Product Description
Mitochondria are the main site of cellular respiration. The energy required for cellular activities is mainly supplied by oxidation occurring within mitochondria. The key to mitochondrial isolation is to maintain mitochondrial integrity and purity, which can be achieved by differential centrifugation: low‑speed centrifugation to remove nuclei and cell debris first, followed by high‑speed gradient centrifugation to isolate mitochondria.
Tissue Mitochondria Isolation Kit is designed for the rapid and convenient isolation of mitochondria from animal tissues. During isolation, cytosolic proteins depleted of mitochondria can also be obtained, which can be used to analyze the release of mitochondrial proteins (such as cytochrome C) into the cytoplasm. Most isolated mitochondria maintain intact inner and outer membranes and physiological functions (e.g., for mitochondrial membrane potential detection). The isolated proteins can be used for protein analysis including SDS‑PAGE, Western blotting, and two‑dimensional electrophoresis. This kit is suitable for extracting mitochondria from soft animal tissues (e.g., brain, liver) and hard tissues (e.g., heart, skeletal muscle).This kit is for research use only and is not intended for clinical diagnosis or other purposes.
Components
| O1509533 | Component | 50T | Storage |
| O1509533A | Mitochondria Lysis Buffer | 100 mL | -20℃. |
| O1509533B | Mitochondria Stock Buffer | 10 mL | -20℃. |
| O1509533C | Protein Stock Buffer (5×) | 10 mL | RT. |
| O1509533D | PMSF (100×) | 1.5 mL | -20℃. |
Materials Provided by User
1. Refrigerated centrifuge, homogenizer
2. PBS
Protocol (For Reference Only)
1. Washing: Take fresh tissue (frozen tissue is not recommended). Weigh 50–100 mg rapidly, wash once with pre-cooled PBS, and cut into tissue fragments of approximately 3 mm² on ice.
2. Homogenization and Lysis: Add 10 volumes of pre-cooled Mitochondria Lysis Buffer (if cytosolic protein is required, add PMSF in advance to a final concentration of 1×). Place in a Dounce homogenizer on ice and homogenize 10–20 times. The number of homogenization cycles varies with different tissues or homogenizers and should be optimized by the user.
3. Centrifugation: Centrifuge at 600×g, 4 ℃ for 5 min to remove nuclei, unbroken cells and large membrane debris.Note: For higher mitochondrial purity, centrifuge at 2000×g for 3 min, but the mitochondrial yield from the same amount of cells will be reduced.

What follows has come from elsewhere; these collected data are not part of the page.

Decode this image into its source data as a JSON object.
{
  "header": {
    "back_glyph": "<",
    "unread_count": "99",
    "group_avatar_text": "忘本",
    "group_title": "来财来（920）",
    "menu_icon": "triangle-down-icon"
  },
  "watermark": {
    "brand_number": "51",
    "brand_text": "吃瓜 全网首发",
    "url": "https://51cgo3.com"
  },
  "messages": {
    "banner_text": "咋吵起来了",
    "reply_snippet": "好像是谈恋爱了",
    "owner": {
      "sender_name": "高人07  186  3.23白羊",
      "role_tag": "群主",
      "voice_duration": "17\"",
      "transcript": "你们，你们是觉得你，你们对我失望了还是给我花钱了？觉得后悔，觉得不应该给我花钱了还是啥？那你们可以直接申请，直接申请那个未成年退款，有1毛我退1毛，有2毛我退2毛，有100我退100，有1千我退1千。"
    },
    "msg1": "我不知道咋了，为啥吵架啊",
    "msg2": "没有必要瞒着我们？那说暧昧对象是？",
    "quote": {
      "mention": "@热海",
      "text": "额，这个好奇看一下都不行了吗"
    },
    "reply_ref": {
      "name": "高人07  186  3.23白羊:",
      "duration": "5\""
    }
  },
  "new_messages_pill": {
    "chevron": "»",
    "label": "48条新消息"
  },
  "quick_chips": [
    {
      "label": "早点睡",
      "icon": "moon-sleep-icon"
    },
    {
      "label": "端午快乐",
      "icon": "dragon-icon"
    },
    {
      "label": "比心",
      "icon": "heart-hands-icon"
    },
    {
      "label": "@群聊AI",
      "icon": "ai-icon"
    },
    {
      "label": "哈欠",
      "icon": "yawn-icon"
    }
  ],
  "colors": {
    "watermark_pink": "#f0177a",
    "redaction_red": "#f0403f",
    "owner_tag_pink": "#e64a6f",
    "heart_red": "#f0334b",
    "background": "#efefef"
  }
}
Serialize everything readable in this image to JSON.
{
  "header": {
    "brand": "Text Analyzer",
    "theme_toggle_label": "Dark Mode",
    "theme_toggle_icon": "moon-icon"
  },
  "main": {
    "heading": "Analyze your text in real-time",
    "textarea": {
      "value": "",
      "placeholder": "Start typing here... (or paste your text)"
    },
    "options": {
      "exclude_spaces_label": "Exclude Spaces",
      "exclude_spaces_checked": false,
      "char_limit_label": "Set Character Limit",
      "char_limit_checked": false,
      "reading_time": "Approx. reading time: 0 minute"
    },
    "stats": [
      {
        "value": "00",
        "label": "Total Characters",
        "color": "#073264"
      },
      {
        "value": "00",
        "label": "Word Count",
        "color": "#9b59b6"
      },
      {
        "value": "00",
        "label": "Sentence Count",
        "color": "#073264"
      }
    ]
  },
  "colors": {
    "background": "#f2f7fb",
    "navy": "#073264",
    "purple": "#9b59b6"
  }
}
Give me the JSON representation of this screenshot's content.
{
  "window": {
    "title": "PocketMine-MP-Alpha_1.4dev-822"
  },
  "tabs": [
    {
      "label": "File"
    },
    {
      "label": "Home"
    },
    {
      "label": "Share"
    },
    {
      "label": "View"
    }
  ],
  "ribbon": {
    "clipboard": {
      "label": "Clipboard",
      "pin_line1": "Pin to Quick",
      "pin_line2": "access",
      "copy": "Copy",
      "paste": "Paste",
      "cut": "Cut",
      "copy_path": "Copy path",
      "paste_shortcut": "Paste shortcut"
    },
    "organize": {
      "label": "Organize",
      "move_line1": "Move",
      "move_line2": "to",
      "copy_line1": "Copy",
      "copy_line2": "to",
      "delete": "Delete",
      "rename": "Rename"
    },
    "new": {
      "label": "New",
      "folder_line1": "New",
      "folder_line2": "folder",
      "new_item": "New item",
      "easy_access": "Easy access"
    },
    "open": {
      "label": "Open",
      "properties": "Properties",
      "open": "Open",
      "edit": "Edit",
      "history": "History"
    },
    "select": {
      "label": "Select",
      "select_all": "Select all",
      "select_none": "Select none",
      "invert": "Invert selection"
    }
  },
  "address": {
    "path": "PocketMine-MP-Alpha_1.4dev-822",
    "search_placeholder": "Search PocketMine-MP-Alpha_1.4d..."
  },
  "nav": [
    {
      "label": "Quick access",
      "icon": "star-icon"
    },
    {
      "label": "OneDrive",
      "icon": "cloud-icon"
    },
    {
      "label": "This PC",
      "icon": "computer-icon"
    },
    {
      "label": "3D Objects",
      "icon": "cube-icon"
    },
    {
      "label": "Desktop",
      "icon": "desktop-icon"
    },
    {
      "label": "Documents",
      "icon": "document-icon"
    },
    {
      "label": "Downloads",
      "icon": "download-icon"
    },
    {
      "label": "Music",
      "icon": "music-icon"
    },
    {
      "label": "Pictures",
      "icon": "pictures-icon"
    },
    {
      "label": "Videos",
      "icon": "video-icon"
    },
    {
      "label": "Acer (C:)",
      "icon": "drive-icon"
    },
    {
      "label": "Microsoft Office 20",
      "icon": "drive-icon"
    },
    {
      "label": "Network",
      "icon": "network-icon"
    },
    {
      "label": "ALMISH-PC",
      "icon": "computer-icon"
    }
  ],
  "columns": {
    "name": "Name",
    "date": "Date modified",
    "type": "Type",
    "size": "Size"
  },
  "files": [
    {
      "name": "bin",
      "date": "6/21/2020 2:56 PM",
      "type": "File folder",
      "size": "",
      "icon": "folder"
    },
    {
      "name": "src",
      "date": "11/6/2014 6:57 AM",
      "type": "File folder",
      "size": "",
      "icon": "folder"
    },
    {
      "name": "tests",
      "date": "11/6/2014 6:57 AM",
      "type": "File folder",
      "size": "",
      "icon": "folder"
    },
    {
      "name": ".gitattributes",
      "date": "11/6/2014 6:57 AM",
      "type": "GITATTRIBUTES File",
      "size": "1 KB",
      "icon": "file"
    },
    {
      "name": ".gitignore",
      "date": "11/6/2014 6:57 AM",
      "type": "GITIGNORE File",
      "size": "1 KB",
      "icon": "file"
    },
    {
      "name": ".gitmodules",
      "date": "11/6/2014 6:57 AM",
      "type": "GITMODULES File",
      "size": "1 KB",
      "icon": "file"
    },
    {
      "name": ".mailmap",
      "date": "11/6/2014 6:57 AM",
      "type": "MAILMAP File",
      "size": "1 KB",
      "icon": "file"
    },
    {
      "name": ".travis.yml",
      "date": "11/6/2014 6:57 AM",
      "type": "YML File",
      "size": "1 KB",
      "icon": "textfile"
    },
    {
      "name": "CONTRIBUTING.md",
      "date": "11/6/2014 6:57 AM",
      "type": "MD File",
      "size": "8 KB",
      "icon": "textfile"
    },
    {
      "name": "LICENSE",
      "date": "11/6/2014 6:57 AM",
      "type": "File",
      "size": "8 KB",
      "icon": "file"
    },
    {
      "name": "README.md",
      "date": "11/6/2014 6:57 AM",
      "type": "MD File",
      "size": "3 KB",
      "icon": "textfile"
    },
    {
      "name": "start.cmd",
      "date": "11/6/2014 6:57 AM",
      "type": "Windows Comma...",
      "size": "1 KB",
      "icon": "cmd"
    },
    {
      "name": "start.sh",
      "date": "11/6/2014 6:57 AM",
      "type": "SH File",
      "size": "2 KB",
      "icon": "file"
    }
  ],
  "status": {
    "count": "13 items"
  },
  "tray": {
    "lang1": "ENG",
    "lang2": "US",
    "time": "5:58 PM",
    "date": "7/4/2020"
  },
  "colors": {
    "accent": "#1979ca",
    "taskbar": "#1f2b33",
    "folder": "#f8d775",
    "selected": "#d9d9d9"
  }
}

4. Transfer the supernatant to a clean centrifuge tube. Centrifuge at 12000×g, 4 ℃ for 10 min. Note: For higher mitochondrial purity, centrifuge at 6000×g for 10 min, but the mitochondrial yield from the same amount of cells will be reduced.
5. Discard the supernatant, the pellet is mitochondria.If cytosolic protein depleted of mitochondria is desired, collect the supernatant in this step without disturbing the pellet. Then centrifuge the collected supernatant at 12000×g, 4 ℃ for 10 min. The resulting supernatant is cytosolic protein without mitochondria.
6. Storage
Discard the supernatant and resuspend the pellet in an appropriate buffer. For mitochondrial enzyme activity or functional analysis: resuspend the mitochondrial pellet in Mitochondria Stock Buffer. For mitochondrial protein analysis: store the obtained cytosolic protein in 1× Protein Stock Buffer by mixing cytosolic protein: Protein Stock Buffer (5×) at a ratio of 1: 4. For two-dimensional electrophoresis: use an appropriate storage solution.